Obama lived with Kenyan uncle facing deportation

Obama lived with Kenyan uncle facing deportation

Two years after saying President Barack Obama had not met an uncle who faced deportation, the White House acknowledged he did live with his father's half-brother for a "brief period of time" in the 1980s.

The president's uncle, Onyango Okech Obama, was granted permission Tuesday by a federal immigration judge to stay in the US, where he has lived illegally for the last five decades.

In his testimony before the judge, Obama's uncle mentioned that then-student Obama had stayed with him in Cambridge for three weeks after he was accepted into Harvard law school back in 1988.

The White House staff based its 2011 claim that the two had never met on a review of the documentary record - including Obama's memoir - and had not asked the president himself, Press Secretary Jay Carney told reporters Thursday.

"Back when this arose, folks looked at the record, including the president's book, and there was no evidence that they had met. And that was what was conveyed.
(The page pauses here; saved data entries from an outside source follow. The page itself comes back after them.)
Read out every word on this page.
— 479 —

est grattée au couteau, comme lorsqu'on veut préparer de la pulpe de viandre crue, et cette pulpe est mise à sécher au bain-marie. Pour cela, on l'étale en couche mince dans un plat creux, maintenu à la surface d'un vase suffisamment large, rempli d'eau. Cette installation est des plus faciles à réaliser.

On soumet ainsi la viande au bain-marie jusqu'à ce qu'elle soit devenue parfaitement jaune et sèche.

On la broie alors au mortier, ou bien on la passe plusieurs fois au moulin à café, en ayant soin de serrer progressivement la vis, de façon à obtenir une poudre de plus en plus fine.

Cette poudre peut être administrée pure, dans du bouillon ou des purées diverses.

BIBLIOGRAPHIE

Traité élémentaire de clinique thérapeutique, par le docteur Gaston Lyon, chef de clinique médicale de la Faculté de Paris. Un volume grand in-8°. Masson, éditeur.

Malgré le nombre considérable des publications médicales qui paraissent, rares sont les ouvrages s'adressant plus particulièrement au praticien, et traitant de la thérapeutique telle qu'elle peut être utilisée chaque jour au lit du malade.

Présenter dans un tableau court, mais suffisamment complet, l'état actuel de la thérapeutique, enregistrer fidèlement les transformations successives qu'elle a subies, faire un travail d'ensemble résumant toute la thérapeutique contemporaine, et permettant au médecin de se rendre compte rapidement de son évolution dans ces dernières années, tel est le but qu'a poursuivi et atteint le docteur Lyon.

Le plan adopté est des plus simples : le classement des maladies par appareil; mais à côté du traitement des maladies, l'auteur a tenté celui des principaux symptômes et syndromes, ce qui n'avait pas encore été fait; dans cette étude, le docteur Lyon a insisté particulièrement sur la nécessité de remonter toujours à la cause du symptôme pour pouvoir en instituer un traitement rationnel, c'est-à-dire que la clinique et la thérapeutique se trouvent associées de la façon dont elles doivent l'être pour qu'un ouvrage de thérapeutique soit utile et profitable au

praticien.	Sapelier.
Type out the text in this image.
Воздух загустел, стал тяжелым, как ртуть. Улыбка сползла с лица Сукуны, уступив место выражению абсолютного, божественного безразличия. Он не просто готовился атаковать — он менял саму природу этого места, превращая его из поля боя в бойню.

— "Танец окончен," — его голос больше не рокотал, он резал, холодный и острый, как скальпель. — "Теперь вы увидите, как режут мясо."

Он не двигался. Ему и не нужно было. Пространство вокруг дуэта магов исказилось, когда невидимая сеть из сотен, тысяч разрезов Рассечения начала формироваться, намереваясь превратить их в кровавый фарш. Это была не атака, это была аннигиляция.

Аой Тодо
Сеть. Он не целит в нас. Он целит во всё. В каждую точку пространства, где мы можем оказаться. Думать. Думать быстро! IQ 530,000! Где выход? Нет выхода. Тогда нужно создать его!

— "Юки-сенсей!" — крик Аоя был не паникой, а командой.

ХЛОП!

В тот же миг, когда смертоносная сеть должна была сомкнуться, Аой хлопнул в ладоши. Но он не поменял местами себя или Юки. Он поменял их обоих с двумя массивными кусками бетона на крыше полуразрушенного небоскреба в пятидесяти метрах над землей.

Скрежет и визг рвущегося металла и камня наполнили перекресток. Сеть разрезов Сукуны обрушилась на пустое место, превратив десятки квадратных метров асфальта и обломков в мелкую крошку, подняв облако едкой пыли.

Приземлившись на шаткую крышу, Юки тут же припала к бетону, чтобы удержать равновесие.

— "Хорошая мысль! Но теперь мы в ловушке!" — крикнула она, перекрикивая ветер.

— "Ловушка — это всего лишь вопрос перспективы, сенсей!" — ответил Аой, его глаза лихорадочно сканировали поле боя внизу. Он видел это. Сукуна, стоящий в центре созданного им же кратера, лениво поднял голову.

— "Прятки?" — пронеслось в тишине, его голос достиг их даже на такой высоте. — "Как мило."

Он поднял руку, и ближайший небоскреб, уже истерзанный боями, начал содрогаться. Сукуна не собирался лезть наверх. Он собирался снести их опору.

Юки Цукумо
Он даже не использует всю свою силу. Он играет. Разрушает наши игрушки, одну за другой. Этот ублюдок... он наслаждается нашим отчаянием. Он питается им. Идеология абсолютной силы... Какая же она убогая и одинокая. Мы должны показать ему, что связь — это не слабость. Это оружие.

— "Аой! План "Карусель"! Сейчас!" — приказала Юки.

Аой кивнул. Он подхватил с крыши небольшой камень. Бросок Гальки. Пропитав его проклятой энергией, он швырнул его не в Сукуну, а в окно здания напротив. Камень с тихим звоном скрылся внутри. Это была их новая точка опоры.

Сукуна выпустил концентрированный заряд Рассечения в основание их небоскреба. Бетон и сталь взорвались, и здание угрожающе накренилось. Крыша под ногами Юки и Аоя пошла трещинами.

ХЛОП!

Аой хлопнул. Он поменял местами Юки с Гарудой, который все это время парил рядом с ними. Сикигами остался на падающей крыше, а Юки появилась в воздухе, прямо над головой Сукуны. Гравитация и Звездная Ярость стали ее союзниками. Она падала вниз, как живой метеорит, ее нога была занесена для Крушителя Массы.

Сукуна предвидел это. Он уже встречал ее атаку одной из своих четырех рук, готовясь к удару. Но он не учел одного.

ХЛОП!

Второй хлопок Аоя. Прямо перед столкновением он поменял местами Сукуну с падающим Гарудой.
Nobody spoke to the president," he said.

"When Omar Obama said the other day and there were reports that he had said the other day that President Obama, back when he was a law school student, had stayed with him in Cambridge, I thought it was the right thing to do to go ask him."

"Nobody had asked him in the past, and the President said that he in fact had met Omar Obama when he moved to Cambridge for law school and that he stayed with him for a brief period of time until his, the President's, apartment was ready," Carney said.

After that period, Obama and his uncle "saw each other once every few months while the President was in Cambridge" but eventually "fell out of touch," he said.

"The President has not seen Omar Obama in 20 years, and has not spoken with him in roughly 10 years," he said.

Carney also repeated that the White House had "absolutely zero" involvement in the uncle's deportation case.